In conclusion, the invention converts the challenge sample into the benign sample based on the generation of the challenge network, adds the benign sample in the data set so as not to influence the recognition accuracy of the target model on the benign sample, and uses the decrement learning to greatly reduce the training time of the model when training the model, and can be deployed on any speaker recognition model.

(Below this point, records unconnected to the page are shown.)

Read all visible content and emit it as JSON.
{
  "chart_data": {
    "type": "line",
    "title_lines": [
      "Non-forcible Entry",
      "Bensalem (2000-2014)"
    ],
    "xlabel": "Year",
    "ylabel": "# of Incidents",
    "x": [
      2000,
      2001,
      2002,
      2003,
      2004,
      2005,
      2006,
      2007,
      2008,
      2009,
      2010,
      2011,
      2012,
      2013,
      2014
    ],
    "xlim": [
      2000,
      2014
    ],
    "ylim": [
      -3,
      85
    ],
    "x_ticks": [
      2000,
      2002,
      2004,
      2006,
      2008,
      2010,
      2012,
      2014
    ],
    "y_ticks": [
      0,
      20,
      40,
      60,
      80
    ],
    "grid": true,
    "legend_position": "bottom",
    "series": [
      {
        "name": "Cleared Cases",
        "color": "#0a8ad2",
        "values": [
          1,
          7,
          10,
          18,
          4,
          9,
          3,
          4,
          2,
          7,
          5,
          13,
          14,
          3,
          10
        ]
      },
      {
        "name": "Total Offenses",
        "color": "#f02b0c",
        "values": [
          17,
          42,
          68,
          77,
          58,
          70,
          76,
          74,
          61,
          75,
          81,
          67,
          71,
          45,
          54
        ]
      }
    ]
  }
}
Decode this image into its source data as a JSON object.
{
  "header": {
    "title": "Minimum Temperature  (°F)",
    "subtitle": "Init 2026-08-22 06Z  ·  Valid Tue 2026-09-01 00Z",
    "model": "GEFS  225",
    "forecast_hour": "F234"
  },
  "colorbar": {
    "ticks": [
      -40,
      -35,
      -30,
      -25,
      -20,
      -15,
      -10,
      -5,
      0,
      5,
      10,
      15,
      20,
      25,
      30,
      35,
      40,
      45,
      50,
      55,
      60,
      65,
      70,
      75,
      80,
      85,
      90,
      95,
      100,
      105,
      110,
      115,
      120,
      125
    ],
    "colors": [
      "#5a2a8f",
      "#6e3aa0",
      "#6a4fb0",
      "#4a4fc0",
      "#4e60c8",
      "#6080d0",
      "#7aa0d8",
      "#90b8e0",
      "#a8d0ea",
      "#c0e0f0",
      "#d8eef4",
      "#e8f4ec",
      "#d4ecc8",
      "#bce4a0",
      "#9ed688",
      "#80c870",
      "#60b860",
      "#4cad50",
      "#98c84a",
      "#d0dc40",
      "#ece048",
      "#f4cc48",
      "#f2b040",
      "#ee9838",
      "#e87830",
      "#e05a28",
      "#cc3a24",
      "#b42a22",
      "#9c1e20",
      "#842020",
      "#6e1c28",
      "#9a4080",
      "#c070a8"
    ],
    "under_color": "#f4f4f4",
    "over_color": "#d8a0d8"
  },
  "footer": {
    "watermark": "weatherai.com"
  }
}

The foregoing description is only a preferred embodiment of the present invention, and is not intended to limit the invention in any way, and any simple modification, equivalent variation and variation of the above embodiment according to the technical matter of the present invention still fall within the scope of the technical scheme of the present invention.

Claims

1. A method of defending against a sample for a speaker recognition system, comprising: the accuracy and the robustness of the speaker recognition system are maintained by fusing decrement learning and improved CycleGAN-VC 2; firstly, benign samples and antagonistic samples are added into a data set for training of a generator, and a method of decrement learning is integrated in the training process to delete benign data; secondly, improving the CycleGAN-VC2, and adopting an L2 distance constraint loss function, wherein the method comprises the following steps of:

step 1, manufacturing a required data set;

step 3, training the model CycleGAN-L2 by using decrement learning;

step 4, performing performance test in a test set by using the model obtained by training, and defending the countermeasure samples generated by CW2, MIM, ADA and FGSM;

step 1 is specifically that a librispech voice data set is obtained, 10 speakers are randomly selected from the librispech voice data set, 100 audio files of each person are used as benign data sets, PGD attack is carried out on the benign data sets, 1000 countersamples are generated to be used as countersample data sets, the benign data sets and the countersample data sets are combined to obtain a natural data set required by an experiment, and the natural data set is processed according to 9:1 into a training set and a test set, wherein the ratio of benign samples to challenge samples in the training set and the test set is 1:1;

the step 2 is specifically that the cycle consistency loss L in the CycleGAN-VC2 model _cyc And identity mappability loss L _id The modification is carried out to obtain a CycleGAN-L2 model, and the specific formula is as follows:

wherein G is _nat→ori And G _ori→nat Is a generator; in the cycle consistency loss, G _nat→ori (x) Generating benign data y, G from x in natural data set _ori→nat (y) generating natural data x from benign samples y; in loss of identity mappability, G _nat→ori (y) generating benign data y, G from benign data y _ori→nat (x) Is to generate natural data xNatural data x; cycle consistency penalty L _cyc And identity mappability loss L _id Respectively constraining by using L2 distances;

the step 3 is specifically that a decrement learning method is adopted to train the CycleGAN-L2 model, and if G is generated in the training process _nat→ori The input is benign sample, the benign sample that outputs makes the accuracy of speaker identification model x-vector unchanged or decline then remove the benign data in the natural dataset;

the step 4 specifically includes separately testing benign samples and challenge samples of the test set, and generating 1000 challenge samples by using CW2, MIM, ADA and FGSM, respectively, to perform a defensive effect test.